See the 'Effectiveness Results' section.

The costs per patient were $2,829 (+/- $955) (95% CI: 2,496 - 3,162) in the control group and $1,685 (+/- $710) (95% CI: 1,437 - 1,933) in the intervention group, (p<0.001).

Not relevant because a cost-consequences analysis was conducted.

The implementation of a clinical pathway for the management (admission, therapy, and discharge protocol) of hospitalised asthmatic children led to a reduction in hospital stay and costs, and significantly improved the quality of the care. Since the pathway resulted in savings of about $1,144 per patient, the authors estimated that, based on the annual admission rates at their institution, the intervention would result in an annual cost reduction of $834,000 if all patients were managed with the new protocol.

The rationale for the choice of the comparator was clear. Standard care provided to hospitalised asthmatic children was selected because it represented the routine approach for the management of such patients. You should decide whether it represents a valid comparator in your own setting.

The effectiveness study used a prospective comparative study with historical control. This was appropriate for the study question, although this study design is associated with some disadvantages, most of which were noted by the authors. First, the lack of random allocation of the patients to the study groups may have resulted in bias and confounding factors affecting the observed outcomes. Second, the control group was retrospectively selected and evaluated, thus the impact of changes occurring between the two study periods cannot be ruled out. Third, the use of a specific score to admit patients was quite subjective and this instrument had not been validated before. These issues tend to limit the internal validity of the study.

The authors also noted some strengths of the analysis. For example, the groups were comparable at baseline, the management strategies did not seem to change substantially between the two study periods, and it would have been difficult to have performed a randomised trial in the study setting. It has to be noted that the study sample appears to have been representative of the study population. Further, power calculations were performed in the planning phase of the study to ensure that the sample size was appropriate for the detection of statistically significant differences in the main outcome measure (LOS).

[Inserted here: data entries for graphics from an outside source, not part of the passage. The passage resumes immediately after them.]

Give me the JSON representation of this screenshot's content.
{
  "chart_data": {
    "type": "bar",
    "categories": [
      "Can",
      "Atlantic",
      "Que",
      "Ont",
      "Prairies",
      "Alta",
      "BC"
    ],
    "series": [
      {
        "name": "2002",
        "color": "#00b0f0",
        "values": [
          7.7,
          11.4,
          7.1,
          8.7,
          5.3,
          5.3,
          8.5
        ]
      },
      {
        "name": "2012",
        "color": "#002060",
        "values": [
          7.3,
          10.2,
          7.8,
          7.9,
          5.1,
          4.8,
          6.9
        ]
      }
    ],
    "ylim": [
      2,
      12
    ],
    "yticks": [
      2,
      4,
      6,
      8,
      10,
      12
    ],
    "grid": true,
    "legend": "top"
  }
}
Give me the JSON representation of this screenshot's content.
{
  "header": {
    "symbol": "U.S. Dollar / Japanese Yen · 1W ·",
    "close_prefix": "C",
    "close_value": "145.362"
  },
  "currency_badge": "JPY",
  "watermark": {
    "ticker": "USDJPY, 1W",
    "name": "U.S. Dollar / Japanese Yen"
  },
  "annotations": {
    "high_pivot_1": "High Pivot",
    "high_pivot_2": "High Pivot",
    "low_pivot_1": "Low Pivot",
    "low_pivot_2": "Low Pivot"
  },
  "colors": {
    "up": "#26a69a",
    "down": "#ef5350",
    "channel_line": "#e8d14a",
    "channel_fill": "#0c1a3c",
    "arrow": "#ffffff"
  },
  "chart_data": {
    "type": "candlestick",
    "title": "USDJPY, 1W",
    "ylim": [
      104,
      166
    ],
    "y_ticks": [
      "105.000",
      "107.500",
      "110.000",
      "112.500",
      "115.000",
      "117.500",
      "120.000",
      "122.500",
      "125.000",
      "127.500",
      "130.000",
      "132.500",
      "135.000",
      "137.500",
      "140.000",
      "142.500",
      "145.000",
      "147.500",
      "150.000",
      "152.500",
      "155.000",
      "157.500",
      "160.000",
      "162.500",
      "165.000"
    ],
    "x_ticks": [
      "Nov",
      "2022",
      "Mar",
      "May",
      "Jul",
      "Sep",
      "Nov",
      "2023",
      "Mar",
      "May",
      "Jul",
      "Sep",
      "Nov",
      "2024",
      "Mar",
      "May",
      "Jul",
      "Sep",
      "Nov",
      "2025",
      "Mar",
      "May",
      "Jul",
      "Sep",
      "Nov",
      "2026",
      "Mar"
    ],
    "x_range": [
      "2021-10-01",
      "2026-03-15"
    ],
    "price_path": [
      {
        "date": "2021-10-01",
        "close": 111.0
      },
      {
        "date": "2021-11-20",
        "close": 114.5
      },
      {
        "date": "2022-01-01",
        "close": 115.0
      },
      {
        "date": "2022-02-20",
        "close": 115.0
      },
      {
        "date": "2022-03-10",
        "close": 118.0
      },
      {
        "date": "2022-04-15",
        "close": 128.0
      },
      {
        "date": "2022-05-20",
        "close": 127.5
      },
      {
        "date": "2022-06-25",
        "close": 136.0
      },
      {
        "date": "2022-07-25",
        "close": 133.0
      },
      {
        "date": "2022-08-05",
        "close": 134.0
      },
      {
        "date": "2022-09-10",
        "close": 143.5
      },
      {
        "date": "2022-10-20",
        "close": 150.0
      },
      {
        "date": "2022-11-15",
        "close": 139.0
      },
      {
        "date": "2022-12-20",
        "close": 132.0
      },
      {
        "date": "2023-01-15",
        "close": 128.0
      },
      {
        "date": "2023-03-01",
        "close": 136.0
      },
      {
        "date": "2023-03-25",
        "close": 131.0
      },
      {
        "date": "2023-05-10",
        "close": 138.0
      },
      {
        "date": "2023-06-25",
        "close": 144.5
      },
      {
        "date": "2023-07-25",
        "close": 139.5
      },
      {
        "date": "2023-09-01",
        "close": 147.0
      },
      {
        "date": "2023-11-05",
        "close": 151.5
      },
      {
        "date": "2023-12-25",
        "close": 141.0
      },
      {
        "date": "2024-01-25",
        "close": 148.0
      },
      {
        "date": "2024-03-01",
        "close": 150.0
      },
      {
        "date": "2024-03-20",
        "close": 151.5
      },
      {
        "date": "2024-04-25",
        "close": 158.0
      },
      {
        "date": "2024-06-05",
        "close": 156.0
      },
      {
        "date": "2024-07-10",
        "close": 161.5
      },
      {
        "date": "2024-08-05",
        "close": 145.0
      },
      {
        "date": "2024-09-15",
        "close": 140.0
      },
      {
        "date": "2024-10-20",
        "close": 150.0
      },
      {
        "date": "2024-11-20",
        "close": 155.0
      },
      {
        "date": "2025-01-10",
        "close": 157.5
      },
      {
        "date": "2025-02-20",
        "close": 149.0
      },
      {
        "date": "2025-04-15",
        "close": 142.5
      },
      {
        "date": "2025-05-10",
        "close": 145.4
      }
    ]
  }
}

No summary benefit measure was used in the economic analysis. The analysis was therefore categorised as a cost-consequences study.

Few details on the cost analysis were provided in the paper. The categories of costs included in the economic evaluation were not reported and the unit costs were not provided. The price year was not given, thus the reproducibility of the study is low. The cost estimates were specific to the study setting and sensitivity analyses were not performed. The authors conducted some statistical tests on resource use and costs to evaluate the statistical significance of the observed differences.

The authors compared their findings with those from published studies that evaluated the impact of new clinical pathways among asthma patients. Although the outcomes and study designs were not comparable, the authors concluded that most of the studies provided evidence on the clinical and economic benefits of the new protocol. In terms of the issue of the generalisability of the study results to other settings, the authors stated that caution is required due to the limitations of their study. Sensitivity analyses were not conducted, thus the external validity of the analysis is weak. The conclusions of the analysis were consistent with the initial hypothesis of the study, both in terms of the patients enrolled and the objective of the analysis.

The study results suggest that a clinical pathway can be safely and efficiently implemented for the management of asthmatic children. However, such a conclusion should be interpreted with caution due to the limitations of the study, as highlighted by the authors. These suggest that further research should be conducted to confirm the results of the present study. Also, to evaluate the impact of the pathway on post-discharge resource consumption and improvement in self-managed techniques for asthmatic patients.

Supported by the Children's Hospital of the King's Daughters, Norfolk (VA), USA.

Comment: Annals of Allergy, Asthma and Immunology 2000;84:473-4.